The Event that Put Plymouth on Touring Maps
By Jennie Shurtleff
A century ago, tourists were flocking to Vermont. The explosion in popularity of the automobile, made remote places accessible, and many people spent their time touring - driving from one scenic location to another. One of the main Vermont destinations in 1923 was the remote town of Plymouth, Vermont.
Plymouth had been catapulted from relative obscurity into the national spotlight with the sudden and unexpected death of President Warren Harding from a heart attack, that left his Vice President, John Calvin Coolidge Jr., as the 30th President of the United States.

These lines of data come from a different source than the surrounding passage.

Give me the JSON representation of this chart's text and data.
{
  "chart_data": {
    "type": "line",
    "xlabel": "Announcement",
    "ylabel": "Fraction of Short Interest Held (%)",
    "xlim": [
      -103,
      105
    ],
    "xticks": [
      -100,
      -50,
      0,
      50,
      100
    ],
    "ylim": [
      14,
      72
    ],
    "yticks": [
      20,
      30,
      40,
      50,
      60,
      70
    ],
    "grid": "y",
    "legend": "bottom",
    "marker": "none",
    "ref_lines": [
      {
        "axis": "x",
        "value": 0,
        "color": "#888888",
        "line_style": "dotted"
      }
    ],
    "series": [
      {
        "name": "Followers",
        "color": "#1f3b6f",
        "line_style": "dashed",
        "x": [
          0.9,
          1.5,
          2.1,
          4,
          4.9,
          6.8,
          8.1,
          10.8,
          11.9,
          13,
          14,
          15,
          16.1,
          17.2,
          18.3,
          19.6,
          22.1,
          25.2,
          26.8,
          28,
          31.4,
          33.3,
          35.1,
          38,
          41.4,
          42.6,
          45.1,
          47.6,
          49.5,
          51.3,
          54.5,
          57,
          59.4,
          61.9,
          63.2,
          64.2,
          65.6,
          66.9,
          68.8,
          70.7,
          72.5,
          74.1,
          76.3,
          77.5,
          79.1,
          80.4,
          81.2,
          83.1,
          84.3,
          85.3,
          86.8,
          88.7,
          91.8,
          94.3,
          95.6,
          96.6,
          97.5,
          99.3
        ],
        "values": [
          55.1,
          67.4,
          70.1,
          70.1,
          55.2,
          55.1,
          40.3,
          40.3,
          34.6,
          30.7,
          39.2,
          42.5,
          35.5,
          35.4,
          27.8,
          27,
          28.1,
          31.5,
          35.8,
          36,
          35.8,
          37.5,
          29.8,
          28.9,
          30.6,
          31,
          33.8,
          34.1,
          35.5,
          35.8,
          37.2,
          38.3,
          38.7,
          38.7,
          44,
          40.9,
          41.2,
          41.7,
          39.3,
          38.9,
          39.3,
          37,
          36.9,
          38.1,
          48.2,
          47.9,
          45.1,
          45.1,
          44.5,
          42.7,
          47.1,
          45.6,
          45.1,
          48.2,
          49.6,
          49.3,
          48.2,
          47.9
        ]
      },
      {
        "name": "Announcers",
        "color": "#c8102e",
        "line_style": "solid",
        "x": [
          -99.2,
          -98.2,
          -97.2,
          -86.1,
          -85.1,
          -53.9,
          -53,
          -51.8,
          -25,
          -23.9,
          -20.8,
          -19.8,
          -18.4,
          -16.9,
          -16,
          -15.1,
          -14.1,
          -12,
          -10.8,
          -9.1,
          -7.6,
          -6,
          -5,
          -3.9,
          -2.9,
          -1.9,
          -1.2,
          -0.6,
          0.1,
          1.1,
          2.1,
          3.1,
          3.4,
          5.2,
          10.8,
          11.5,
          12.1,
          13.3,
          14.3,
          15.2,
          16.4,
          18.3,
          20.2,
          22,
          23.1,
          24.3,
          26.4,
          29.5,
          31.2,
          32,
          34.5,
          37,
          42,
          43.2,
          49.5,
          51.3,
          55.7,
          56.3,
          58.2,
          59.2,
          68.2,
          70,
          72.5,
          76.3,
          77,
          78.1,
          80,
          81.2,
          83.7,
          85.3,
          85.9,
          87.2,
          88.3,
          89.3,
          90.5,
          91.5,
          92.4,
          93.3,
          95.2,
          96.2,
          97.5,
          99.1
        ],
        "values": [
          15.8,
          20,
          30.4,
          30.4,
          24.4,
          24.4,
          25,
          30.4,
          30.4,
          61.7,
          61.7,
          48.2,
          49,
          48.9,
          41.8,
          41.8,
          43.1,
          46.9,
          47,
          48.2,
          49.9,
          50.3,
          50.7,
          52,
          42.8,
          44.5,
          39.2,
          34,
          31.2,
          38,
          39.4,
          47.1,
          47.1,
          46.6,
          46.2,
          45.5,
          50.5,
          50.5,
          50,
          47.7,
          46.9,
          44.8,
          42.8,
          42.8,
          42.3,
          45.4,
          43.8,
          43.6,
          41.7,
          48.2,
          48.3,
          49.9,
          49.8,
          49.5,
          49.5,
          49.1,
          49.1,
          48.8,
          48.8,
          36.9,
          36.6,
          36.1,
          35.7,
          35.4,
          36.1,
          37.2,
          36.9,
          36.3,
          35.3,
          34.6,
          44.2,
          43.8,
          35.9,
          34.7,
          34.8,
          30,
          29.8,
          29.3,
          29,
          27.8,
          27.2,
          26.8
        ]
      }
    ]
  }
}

Coolidge, who was born and grew up in Plymouth, Vermont, was actually in his hometown visiting his family when he learned of Harding’s death. Since the Coolidge’s home lacked both telephone and electricity, the news came by messenger in the middle of the night. Calvin Coolidge’s father, a notary public and justice of the peace, administered the oath of office to his son, at 2:47 AM on August 3, 1923, in the family parlor which was illuminated by just a kerosene lamp.
The day after Coolidge took the oath of office, he returned to Washington, DC, and he was quietly administered the oath for a second time, this time by one of the Supreme Court justices. This was likely done to remove any doubt that Coolidge had legitimately been sworn into office in case the legitimacy of his presidency was ever questioned.
Within days, the small New England village of Plymouth, Vermont, became a point of interest for tourists who wanted to see the Coolidge home and the town where the new president had been born and raised. It appears that the old-time, homey mystique of the swearing-in ceremony had captured people’s attention, and they wanted to learn more about their new President.
The August 3, 1923, issue of the Vermont Standard states:
“Plymouth has been put on the tourists’ map since Calvin Coolidge took the oath of office as President of the United States in the farmhouse there, where he passed his boyhood and where his father now resides. Everybody wants to see the President’s home and the cross-roads hamlet has seen more automobiles in the last two weeks than have appeared in years in the place all together. Traffic that formerly came north from Manchester through the valley of the Otter now climbs Peru mountain and goes up to Plymouth via Ludlow, and northbound traffic from Boston and White Mountain points detours through the Black River Valley at Ludlow instead of coming to Rutland.
Thousands of rolls of film have been used in taking photographs of the Coolidge house since the day the wires flashed the news that President Harding had died. But it is the postcard vendors who are reaping a rich harvest out of the fact that Calvin Coolidge was in the place of his birth when he received words that he was to ascend to the nation’s highest office. One firm in Rutland is printing a thousand picture postal cards a day for the Plymouth trade and others are filling large orders regularly to fill the demand created by Tourists who want as souvenirs evidence as to what the camera saw on the occasion when Coolidge qualified as the nation’s chief.”
While tourists do not flock to Plymouth as they did during the opening days of Coolidge’s presidency, the President Calvin Coolidge State Historic Site in Plymouth Notch provides visitors with a variety of opportunities to see the historic village, which looks much the way it did while Coolidge was alive. The hamlet also boasts a Museum and Education Center that has exhibits that shed light on both Coolidge’s personal and political life and the momentous event of Coolidge’s swearing-in that took place 100 years ago.